Thank you so much, and you are right that this workaround is less expensive than wrapping with CustomCVForce (~0.85 the cost for this toy example on my desktop).
Would you mind also testing turning useCUDAGraphs
on with this script to see if there is any speed-up? I did not see any speed-up on my end. If I run regular MD with the same potential, I did see twice speed-up using CUDA graph.
I am pretty sure CUDA graph is not used in this workaround either.
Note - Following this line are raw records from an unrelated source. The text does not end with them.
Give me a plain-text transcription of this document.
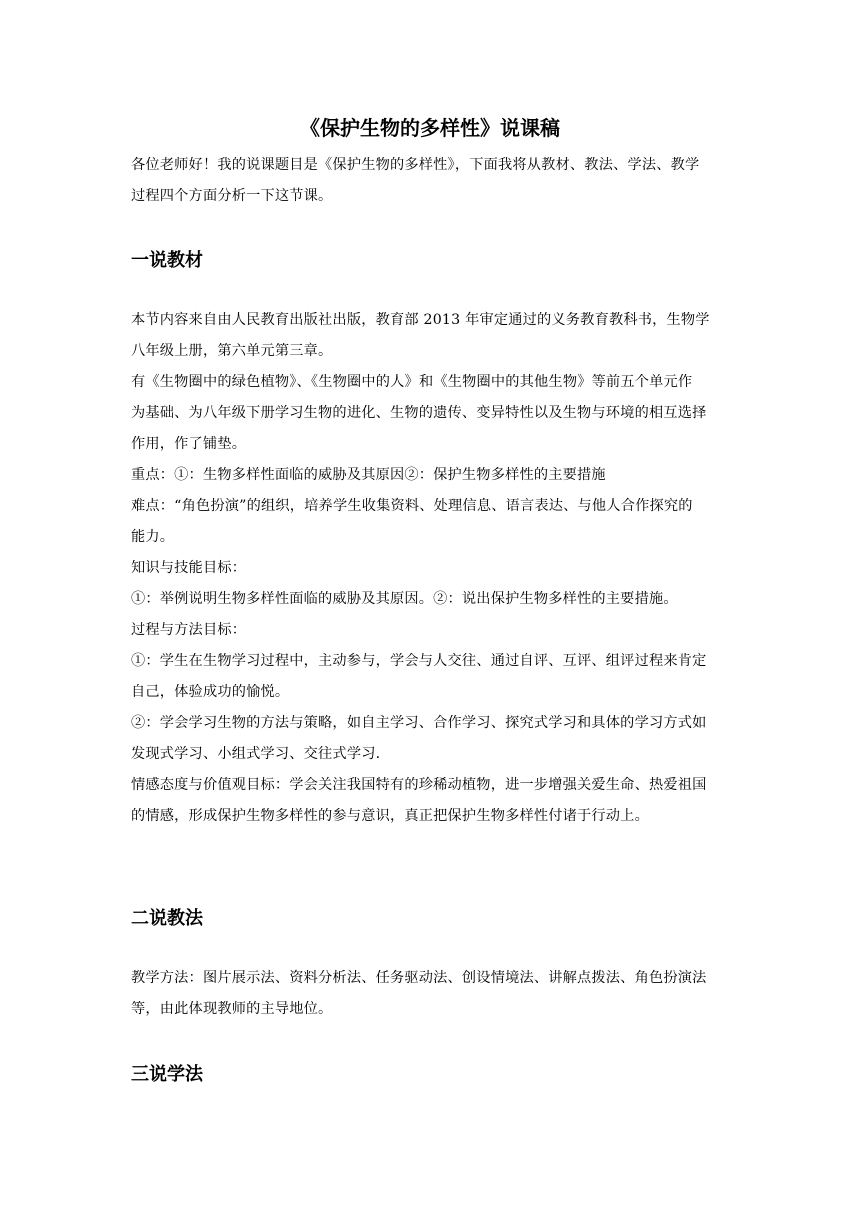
《保护生物的多样性》说课稿

各位老师好！我的说课题目是《保护生物的多样性》，下面我将从教材、教法、学法、教学
过程四个方面分析一下这节课。

一说教材

本节内容来自由人民教育出版社出版，教育部 2013 年审定通过的义务教育教科书，生物学
八年级上册，第六单元第三章。

有《生物圈中的绿色植物》、《生物圈中的人》和《生物圈中的其他生物》等前五个单元作
为基础、为八年级下册学习生物的进化、生物的遗传、变异特性以及生物与环境的相互选择
作用，作了铺垫。

重点：①：生物多样性面临的威胁及其原因②：保护生物多样性的主要措施

难点：“角色扮演”的组织，培养学生收集资料、处理信息、语言表达、与他人合作探究的
能力。

知识与技能目标：

①：举例说明生物多样性面临的威胁及其原因。②：说出保护生物多样性的主要措施。

过程与方法目标：

①：学生在生物学习过程中，主动参与，学会与人交往、通过自评、互评、组评过程来肯定
自己，体验成功的愉悦。

②：学会学习生物的方法与策略，如自主学习、合作学习、探究式学习和具体的学习方式如
发现式学习、小组式学习、交往式学习.

情感态度与价值观目标：学会关注我国特有的珍稀动植物，进一步增强关爱生命、热爱祖国
的情感，形成保护生物多样性的参与意识，真正把保护生物多样性付诸于行动上。

二说教法

教学方法：图片展示法、资料分析法、任务驱动法、创设情境法、讲解点拨法、角色扮演法
等，由此体现教师的主导地位。

三说学法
If I change my torchForce to contain some offending operations (torch.inverse in this example), it is not erroring out.
class ForceModule(torch.nn.Module):
"""A central harmonic force with a user-defined global scale parameter"""
def forward(self, positions, boxvectors, param_a, param_b):
"""The forward method returns the energy computed from positions.
Parameters
----------
positions : torch.Tensor with shape (nparticles,3)
positions[i,k] is the position (in nanometers) of spatial dimension k of particle i
scale : torch.Scalar
A scalar tensor defined by 'TorchForce.addGlobalParameter'.
Here, it scales the contribution to the potential.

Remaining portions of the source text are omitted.